This content originally appeared on this is rachelandrew.co.uk and was authored by this is rachelandrew.co.uk
There’s epic amounts of stuff that I’ve not touched. People will say to me, “What do you think about this?” “I don’t really have an opinion. I’ll let you know once I have a chance to look at it.” I think coming from where I’ve come from, I’ve got the confidence to say that. If you’re in that place where you’re feeling terrified that the world is racing past you, if a client says, “Why aren’t you using this?” or “I’ve heard that you need to use that.” What do you say? You don’t come from a place of being very confident about it. Because you’re not sure yourself if you’re doing the right thing. – from my conversation on The Web Ahead
Last week I had a chat with Jen Simmons for her podcast The Web Ahead, the episode was published today. We talked about the “everyday developer”. The person who builds sites for clients, perhaps works alone or with a small team. The person who isn’t usually found on stage at a web conference or featured in industry magazines.
Due to supporting users of Perch, our product very much aimed at people who build great sites for clients, I know a lot about the things that a whole range of designers and developers struggle with. We’re being asked to implement things in our product to help them, or we just hear about them when discussing things in support or face to face.
A lot of folk feel overwhelmed right now. Things seem to be changing so quickly. It doesn’t seem enough to be a good designer, or to know HTML and CSS well. Do we need to learn all of those frameworks? Are we “doing it wrong” if we don’t adopt that methodology and toolkit we were told is the way to do things by that big name speaker at the conference we attended?
I don’t think I had really voiced this thought before, however in the conversation I kept coming back to the word confidence.
I’m not the smartest person in the room. I don’t have any qualifications to do what I do. Yet I have confidence to be able to assert my opinions, and also to be happy to say when I don’t have an answer. If you ask me about a technology I’ve not used, I’ll tell you it’s something I’ve not used. I won’t feel bad about that, or as if I’m a lesser developer due to not having used a certain tool.
Where does confidence in your ability come from?
What I have is a strong basis of understanding about how the web works, the basic tenets of the core languages we use, and an understanding of how people use the things we create. Ultimately, if you are building things for the web you are writing HTML, CSS and Javascript. You can use the latest framework, knock yourself out with pre-processors, write your JavaScript using something that isn’t JavaScript but what you send to the browser is HTML, CSS and JavaScript. What the visitors to your site or users of your product interact with is HTML, CSS, JavaScript.
How you get to the point of delivering HTML, CSS and JavaScript to the browser is just detail. It’s detail that is influenced by a lot of factors. The tools and processes that make sense when a site is delivered and worked on by a huge team are probably overkill for a site built by a solo designer. The decisions you make on languages and process for something you will maintain in-house may be completely different to those sensible to make if the client will be taking on and maintaining the work in future.
Learn your core skills well. Understand HTML and CSS, be able to build a layout without leaning on a framework. Get a solid understanding of how a website actually gets from the server to a browser, an understanding of security and accessibility. These are the basics, the constants. These things change slowly. These things sit underneath all the complexity and the tooling, the CMSs and the noise of thousands of people all trying to make their mark on this industry.
With solid core skills you have a basis to assess the things you are being told. You can build a website. You don’t need some tool to build a website, if you are going to adopt something, it has to do something helpful for you or your clients. Filter the advice, check whether the speaker so passionate about a certain technique, works on projects like yours. Read widely, but don’t feel you have to know everything.
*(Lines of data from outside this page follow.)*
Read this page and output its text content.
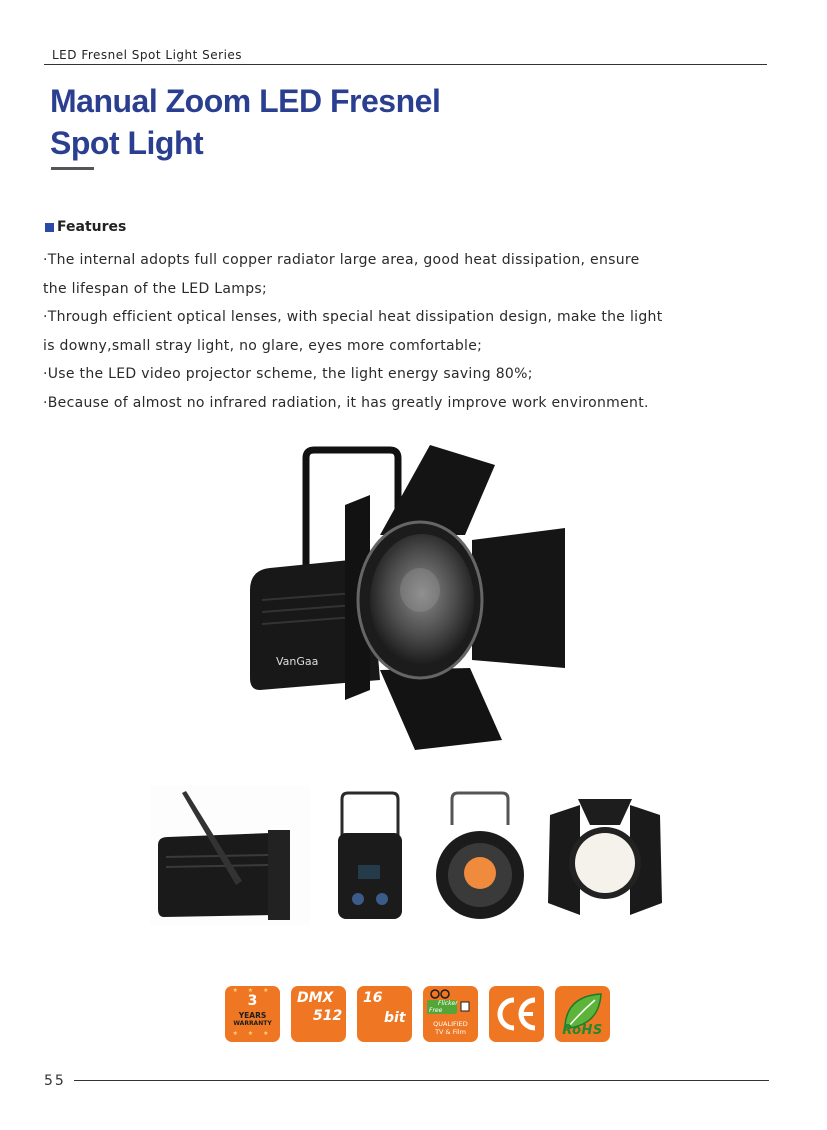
LED Fresnel Spot Light Series
Manual Zoom LED Fresnel
Spot Light
Features

·The internal adopts full copper radiator large area, good heat dissipation, ensure

the lifespan of the LED Lamps;

·Through efficient optical lenses, with special heat dissipation design, make the light

is downy,small stray light, no glare, eyes more comfortable;

·Use the LED video projector scheme, the light energy saving 80%;

·Because of almost no infrared radiation, it has greatly improve work environment.

VanGaa
★ ★ ★
3
YEARS
WARRANTY
★ ★ ★
DMX
512
16
bit
Flicker
Free
QUALIFIED
TV & Film	RoHS
55
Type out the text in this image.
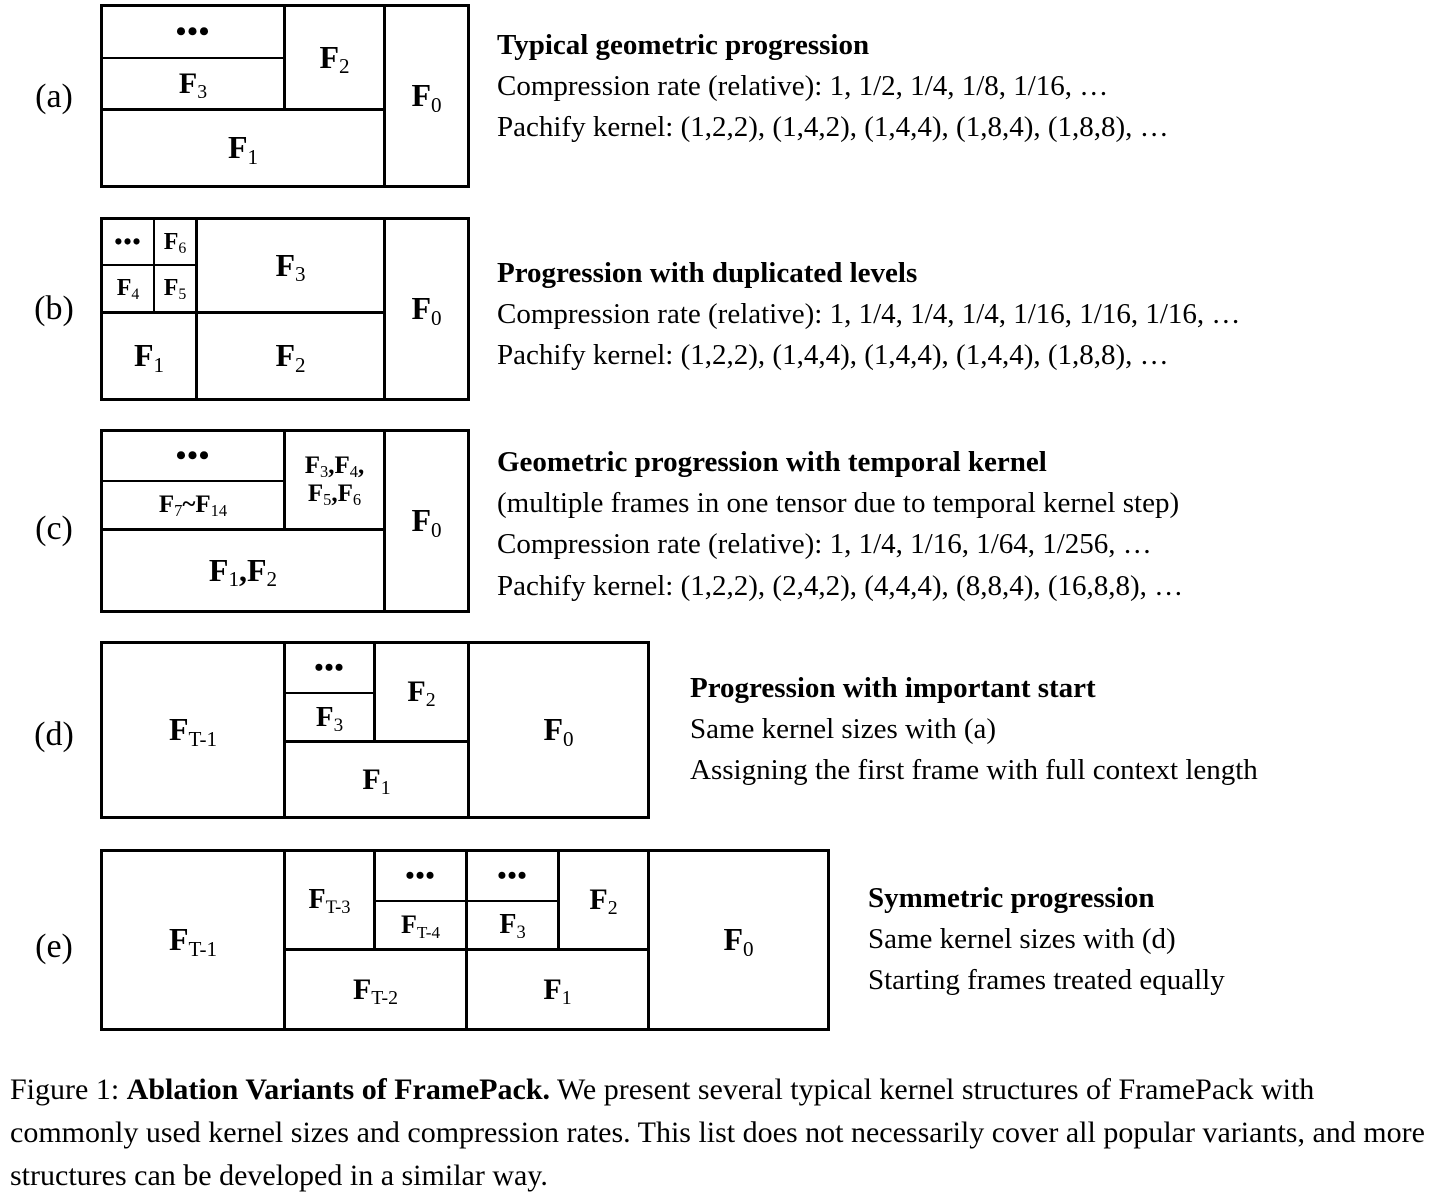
(a)
•••
$F_3$
$F_2$
$F_1$
$F_0$
Typical geometric progression
Compression rate (relative): 1, 1/2, 1/4, 1/8, 1/16, …
Pachify kernel: (1,2,2), (1,4,2), (1,4,4), (1,8,4), (1,8,8), …
(b)
••• $F_6$
$F_4$ $F_5$
$F_3$
$F_1$	$F_2$
$F_0$
Progression with duplicated levels
Compression rate (relative): 1, 1/4, 1/4, 1/4, 1/16, 1/16, 1/16, …
Pachify kernel: (1,2,2), (1,4,4), (1,4,4), (1,4,4), (1,8,8), …
(c)
•••
$F_7\sim F_{14}$
$F_3,F_4$,
$F_5,F_6$
$F_1,F_2$
$F_0$
Geometric progression with temporal kernel
(multiple frames in one tensor due to temporal kernel step)
Compression rate (relative): 1, 1/4, 1/16, 1/64, 1/256, …
Pachify kernel: (1,2,2), (2,4,2), (4,4,4), (8,8,4), (16,8,8), …
(d)	$F_{T-1}$
•••
$F_3$
$F_2$
$F_1$
$F_0$
Progression with important start
Same kernel sizes with (a)
Assigning the first frame with full context length
(e)	$F_{T-1}$
$F_{T-3}$
•••
$F_{T-4}$
•••
$F_3$
$F_2$
$F_{T-2}$	$F_1$
$F_0$
Symmetric progression
Same kernel sizes with (d)
Starting frames treated equally
Figure 1: Ablation Variants of FramePack. We present several typical kernel structures of FramePack with commonly used kernel sizes and compression rates. This list does not necessarily cover all popular variants, and more structures can be developed in a similar way.
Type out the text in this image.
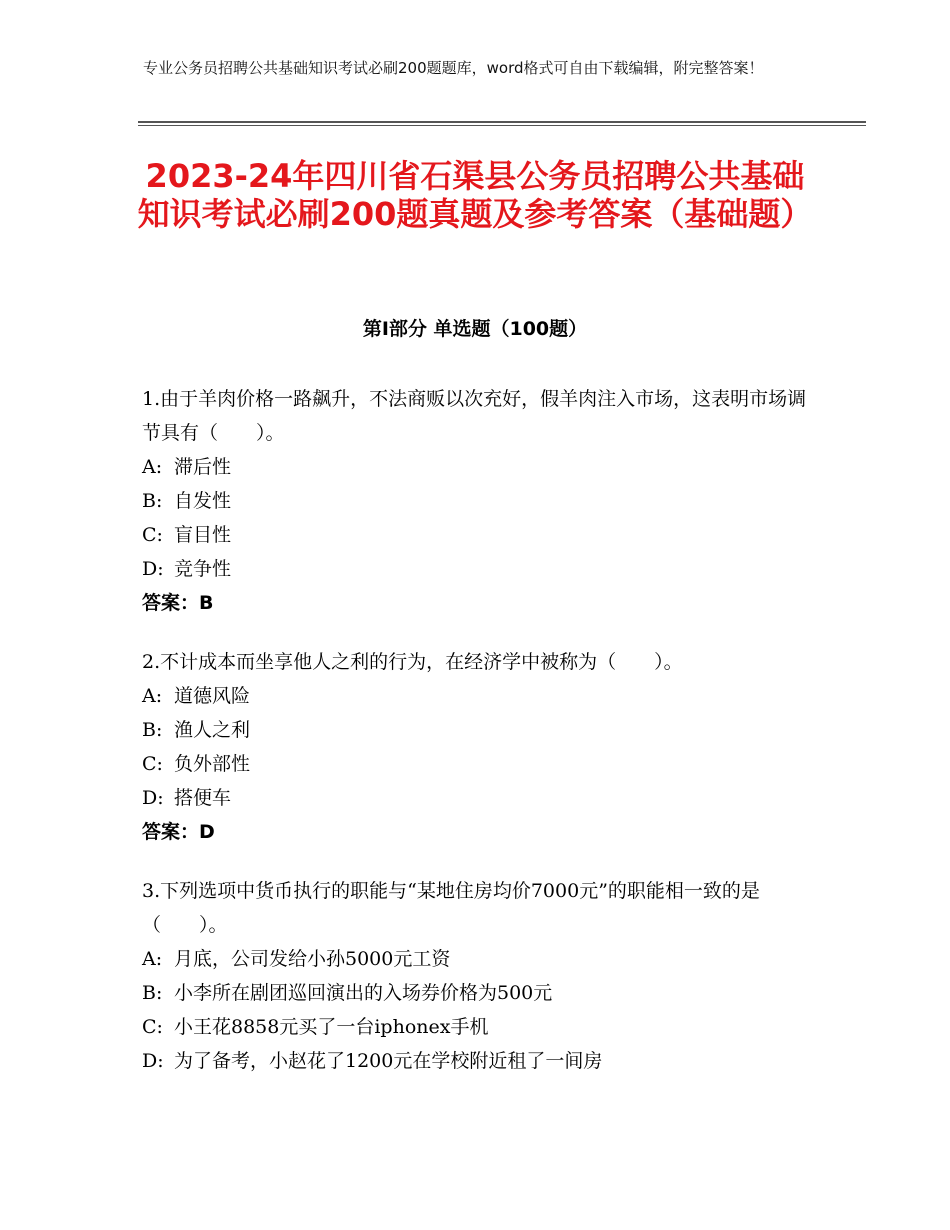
专业公务员招聘公共基础知识考试必刷200题题库，word格式可自由下载编辑，附完整答案！
2023-24年四川省石渠县公务员招聘公共基础知识考试必刷200题真题及参考答案（基础题）
第Ⅰ部分 单选题（100题）
1.由于羊肉价格一路飙升，不法商贩以次充好，假羊肉注入市场，这表明市场调节具有（　　）。
A: 滞后性
B: 自发性
C: 盲目性
D: 竞争性
答案：B
2.不计成本而坐享他人之利的行为，在经济学中被称为（　　）。
A: 道德风险
B: 渔人之利
C: 负外部性
D: 搭便车
答案：D
3.下列选项中货币执行的职能与“某地住房均价7000元”的职能相一致的是（　　）。
A: 月底，公司发给小孙5000元工资
B: 小李所在剧团巡回演出的入场券价格为500元
C: 小王花8858元买了一台iphonex手机
D: 为了备考，小赵花了1200元在学校附近租了一间房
Follow people on Twitter who seem to be the known expert in a subject area, they will do a lot of filtering for you. Put time aside, even a little, for learning and pick those things that interest you, or where you feel you could make a big difference to your own workflow.
As you are doing this don’t forget to share what you know. I have confidence in what I know, and much of that has come from teaching other people. As I fill in the gaps in my knowledge to write an article, I learn. When someone with more or different experience leaves a comment, or shares their point of view with me, I learn. And perhaps much of my confidence and lack of fear of this fast-changing web is because I know I can learn. Whatever the next thing is, I’ve got the ability to learn about it. If it’s relevant and when I need it, I’ll learn about it. You can too.